Увы, надежда на это с каждым днём таяла всё больше и больше. Новости Кира узнавала не от мужа, Арсений не считал своим долгом ей что-либо рассказывать, ограничиваясь дурацким «всё будет хорошо» – фразочкой, которой мужчины обычно успокаивают своих жён-дурочек. Но Кира дурочкой никогда не была. О происходящем она узнавала от прислуги, вернее, от тех, кто остался, а остались даже не верные, а перепуганные, которые жались к Кире, инстинктивно чувствуя её силу и пытаясь укрыться в тени этой силы. Почти все они, как и сама Кира, предпочитали не выходить в общие коридоры – мужчины боялись быть убитыми, женщины изнасилованными – и только дура-горничная, молоденькая девчонка, водившая шашни с каким-то молодчиком из «этих», регулярно докладывала Кире что и как.

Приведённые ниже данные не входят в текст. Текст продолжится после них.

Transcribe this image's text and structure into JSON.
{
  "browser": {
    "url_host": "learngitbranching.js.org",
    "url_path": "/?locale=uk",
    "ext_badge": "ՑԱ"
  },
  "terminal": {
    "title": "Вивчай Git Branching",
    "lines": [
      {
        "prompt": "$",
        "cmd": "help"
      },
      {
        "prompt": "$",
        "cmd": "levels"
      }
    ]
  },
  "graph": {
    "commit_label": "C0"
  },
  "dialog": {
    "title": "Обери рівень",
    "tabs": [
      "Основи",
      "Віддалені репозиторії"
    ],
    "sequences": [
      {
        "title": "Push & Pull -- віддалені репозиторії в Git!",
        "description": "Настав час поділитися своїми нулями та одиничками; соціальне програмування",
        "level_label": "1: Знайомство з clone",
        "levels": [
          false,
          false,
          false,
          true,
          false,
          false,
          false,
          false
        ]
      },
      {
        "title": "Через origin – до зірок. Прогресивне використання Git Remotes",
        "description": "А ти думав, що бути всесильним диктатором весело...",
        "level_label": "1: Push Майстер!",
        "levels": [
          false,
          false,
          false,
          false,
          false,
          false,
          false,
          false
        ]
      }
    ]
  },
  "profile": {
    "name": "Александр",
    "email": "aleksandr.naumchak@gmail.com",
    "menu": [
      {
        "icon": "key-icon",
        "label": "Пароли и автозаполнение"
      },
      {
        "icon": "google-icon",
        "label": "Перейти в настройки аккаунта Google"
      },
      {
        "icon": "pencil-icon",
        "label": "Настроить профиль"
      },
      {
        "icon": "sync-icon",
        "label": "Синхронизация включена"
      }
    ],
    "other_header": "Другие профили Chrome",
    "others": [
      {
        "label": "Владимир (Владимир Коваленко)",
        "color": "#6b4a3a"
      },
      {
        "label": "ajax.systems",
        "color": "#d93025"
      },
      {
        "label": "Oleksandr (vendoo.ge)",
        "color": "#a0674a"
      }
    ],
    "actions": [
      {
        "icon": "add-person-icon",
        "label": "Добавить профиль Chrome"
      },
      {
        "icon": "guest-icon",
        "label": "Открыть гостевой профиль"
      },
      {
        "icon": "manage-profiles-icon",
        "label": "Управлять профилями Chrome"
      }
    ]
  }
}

От этих новостей хотелось завыть в голос. Их надоблачный уровень, некогда вместилище красоты и порядка, превратился в ад. Эти (под этими Кира понимала и военных, стоявших во главе переворота, и работяг с нижних этажей, и даже собственного мужа, который переметнулся на сторону новой власти) похоже задались целью уничтожить всё вокруг, их топот и дикий хохот долетал до Киры даже сквозь толстые стены и плотно закрытые двери. Животные, опьяневшие от запаха крови. Необразованные дикари, которые даже не понимают, что тому, что они живы, не сдохли, не захлебнулись водой, всем этим они обязаны им, тем, кого они сейчас презрительно называют аристократами – неточный термин, конечно, но для этих невежд вполне сойдёт. Это родители Киры и ещё несколько семей, именно они, а не озверевший плебс, создали последний оплот человечества. Башню, огромную, прочную, в которой было предусмотрено всё или почти всё.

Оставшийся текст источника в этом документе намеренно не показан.